# Identify this type of graph puzzle

There are $$V-1$$ pieces, each with an identifying symbol. The board is a graph with $$V$$ vertices and some number of edges $$E$$. The idea is to move around the pieces so that each piece's symbol matches the underlying vertex's symbol. You can only move a piece if it is connected to the empty vertex by an edge. One of the vertices is blank (no symbol) since there is one more vertex than pieces. Is there a name for this type of puzzle? Since you put the question into a graph theory context, the most appropriate name for these games might be "(Labeled) Pebble Motion Problems", those being the generalisation of the 15 puzzle onto arbitrary graph and piece configurations.
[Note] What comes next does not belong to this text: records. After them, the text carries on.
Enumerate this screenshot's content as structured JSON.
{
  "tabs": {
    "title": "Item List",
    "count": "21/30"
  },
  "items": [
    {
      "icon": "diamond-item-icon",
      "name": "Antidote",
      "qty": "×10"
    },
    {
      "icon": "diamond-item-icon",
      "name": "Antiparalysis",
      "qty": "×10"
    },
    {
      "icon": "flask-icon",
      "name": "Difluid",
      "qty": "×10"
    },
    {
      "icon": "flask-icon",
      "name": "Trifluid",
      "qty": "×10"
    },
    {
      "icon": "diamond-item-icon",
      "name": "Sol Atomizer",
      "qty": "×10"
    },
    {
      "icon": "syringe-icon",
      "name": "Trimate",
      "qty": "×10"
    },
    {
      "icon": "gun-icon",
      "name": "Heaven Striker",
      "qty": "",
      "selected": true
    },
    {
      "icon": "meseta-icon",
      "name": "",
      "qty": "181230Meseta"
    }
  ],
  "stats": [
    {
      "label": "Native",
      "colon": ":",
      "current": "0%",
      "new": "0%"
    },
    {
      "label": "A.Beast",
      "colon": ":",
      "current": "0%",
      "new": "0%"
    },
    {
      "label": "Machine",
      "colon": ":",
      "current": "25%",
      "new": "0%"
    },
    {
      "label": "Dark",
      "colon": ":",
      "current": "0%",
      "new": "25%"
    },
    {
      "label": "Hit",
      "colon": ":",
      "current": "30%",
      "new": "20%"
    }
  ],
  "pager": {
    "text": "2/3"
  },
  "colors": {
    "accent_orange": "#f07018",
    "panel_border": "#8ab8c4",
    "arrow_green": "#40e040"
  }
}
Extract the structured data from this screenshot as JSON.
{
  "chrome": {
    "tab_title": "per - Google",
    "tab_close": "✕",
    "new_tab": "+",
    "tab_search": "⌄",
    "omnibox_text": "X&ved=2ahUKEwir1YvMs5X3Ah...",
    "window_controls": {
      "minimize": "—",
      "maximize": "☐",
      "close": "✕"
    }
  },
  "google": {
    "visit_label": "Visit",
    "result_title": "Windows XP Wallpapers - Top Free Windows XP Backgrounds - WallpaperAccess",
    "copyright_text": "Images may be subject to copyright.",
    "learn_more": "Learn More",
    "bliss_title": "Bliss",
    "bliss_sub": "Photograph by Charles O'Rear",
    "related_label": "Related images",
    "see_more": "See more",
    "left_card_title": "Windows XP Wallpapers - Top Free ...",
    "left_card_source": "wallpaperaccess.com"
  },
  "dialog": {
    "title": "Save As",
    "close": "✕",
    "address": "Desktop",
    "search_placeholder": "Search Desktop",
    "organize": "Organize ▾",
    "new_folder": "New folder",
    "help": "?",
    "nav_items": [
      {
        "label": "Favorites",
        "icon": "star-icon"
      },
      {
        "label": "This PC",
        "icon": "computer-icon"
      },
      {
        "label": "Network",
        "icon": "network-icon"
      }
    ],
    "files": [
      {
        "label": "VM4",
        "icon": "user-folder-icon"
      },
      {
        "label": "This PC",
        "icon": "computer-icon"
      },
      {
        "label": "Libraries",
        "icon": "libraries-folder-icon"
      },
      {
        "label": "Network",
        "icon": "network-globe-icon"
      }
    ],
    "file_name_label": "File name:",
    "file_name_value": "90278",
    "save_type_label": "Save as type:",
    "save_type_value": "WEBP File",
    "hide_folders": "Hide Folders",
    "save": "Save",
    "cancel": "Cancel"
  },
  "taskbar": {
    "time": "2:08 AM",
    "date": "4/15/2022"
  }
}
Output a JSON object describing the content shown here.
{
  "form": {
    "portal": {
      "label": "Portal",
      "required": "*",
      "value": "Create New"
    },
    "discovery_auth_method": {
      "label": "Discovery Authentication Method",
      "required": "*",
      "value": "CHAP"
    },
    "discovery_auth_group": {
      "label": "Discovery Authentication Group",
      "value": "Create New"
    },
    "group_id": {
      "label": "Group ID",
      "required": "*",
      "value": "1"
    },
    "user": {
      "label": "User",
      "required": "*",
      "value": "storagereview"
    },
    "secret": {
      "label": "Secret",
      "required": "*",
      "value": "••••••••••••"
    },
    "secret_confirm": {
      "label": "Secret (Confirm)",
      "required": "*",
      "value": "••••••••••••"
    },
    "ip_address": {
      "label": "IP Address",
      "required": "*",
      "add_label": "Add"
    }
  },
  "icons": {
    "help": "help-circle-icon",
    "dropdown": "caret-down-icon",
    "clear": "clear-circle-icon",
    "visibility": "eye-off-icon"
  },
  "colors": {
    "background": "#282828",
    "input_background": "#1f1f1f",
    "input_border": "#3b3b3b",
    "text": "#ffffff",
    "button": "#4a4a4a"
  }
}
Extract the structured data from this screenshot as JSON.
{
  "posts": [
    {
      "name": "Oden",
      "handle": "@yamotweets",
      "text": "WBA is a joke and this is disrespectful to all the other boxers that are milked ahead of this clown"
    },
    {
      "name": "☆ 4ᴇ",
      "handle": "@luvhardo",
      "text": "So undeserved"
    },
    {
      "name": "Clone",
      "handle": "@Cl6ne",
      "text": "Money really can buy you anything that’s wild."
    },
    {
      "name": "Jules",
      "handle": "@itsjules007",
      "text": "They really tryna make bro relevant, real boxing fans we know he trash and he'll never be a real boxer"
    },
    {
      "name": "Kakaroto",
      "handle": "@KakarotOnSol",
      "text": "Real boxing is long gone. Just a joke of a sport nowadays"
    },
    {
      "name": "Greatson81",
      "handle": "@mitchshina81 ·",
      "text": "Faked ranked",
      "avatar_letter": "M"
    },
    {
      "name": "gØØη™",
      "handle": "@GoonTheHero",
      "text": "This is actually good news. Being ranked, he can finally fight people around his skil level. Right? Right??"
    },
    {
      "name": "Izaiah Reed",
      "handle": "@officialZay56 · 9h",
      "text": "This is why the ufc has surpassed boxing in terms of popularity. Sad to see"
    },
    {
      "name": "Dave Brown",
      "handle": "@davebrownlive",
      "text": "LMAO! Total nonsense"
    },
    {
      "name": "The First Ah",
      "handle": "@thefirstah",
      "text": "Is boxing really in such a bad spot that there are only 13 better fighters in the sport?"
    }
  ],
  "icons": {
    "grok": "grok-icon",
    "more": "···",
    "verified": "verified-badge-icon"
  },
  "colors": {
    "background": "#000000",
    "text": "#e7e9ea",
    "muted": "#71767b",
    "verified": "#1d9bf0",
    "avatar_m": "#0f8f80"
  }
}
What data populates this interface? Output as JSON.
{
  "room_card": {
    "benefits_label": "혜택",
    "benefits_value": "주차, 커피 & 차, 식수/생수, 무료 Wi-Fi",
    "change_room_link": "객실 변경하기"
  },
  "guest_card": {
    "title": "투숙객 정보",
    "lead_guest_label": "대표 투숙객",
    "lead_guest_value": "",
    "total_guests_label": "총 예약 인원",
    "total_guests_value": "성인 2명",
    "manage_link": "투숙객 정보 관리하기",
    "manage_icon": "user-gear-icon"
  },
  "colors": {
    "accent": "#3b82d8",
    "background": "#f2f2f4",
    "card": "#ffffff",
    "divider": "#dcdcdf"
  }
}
• Thank you as well! That is a very specific name and I am happy to see a Wikipedia article about it. Thus I am making this the accepted answer. Feb 7, 2019 at 17:01
• @Bass neat, I didn't know that these had a "name"! Good to know. Feb 7, 2019 at 18:04

That game specifically being the Nancy Drew game Labyrinth Of Lies. In the game, a slightly different version is used, with $$V - 3$$ tokens instead of $$V - 1$$ — but I believe that my answer should still hold. In many of the 'walkthroughs' of this game, the puzzle is referred to as "The Token Puzzle" or "The Sliding Token Puzzle".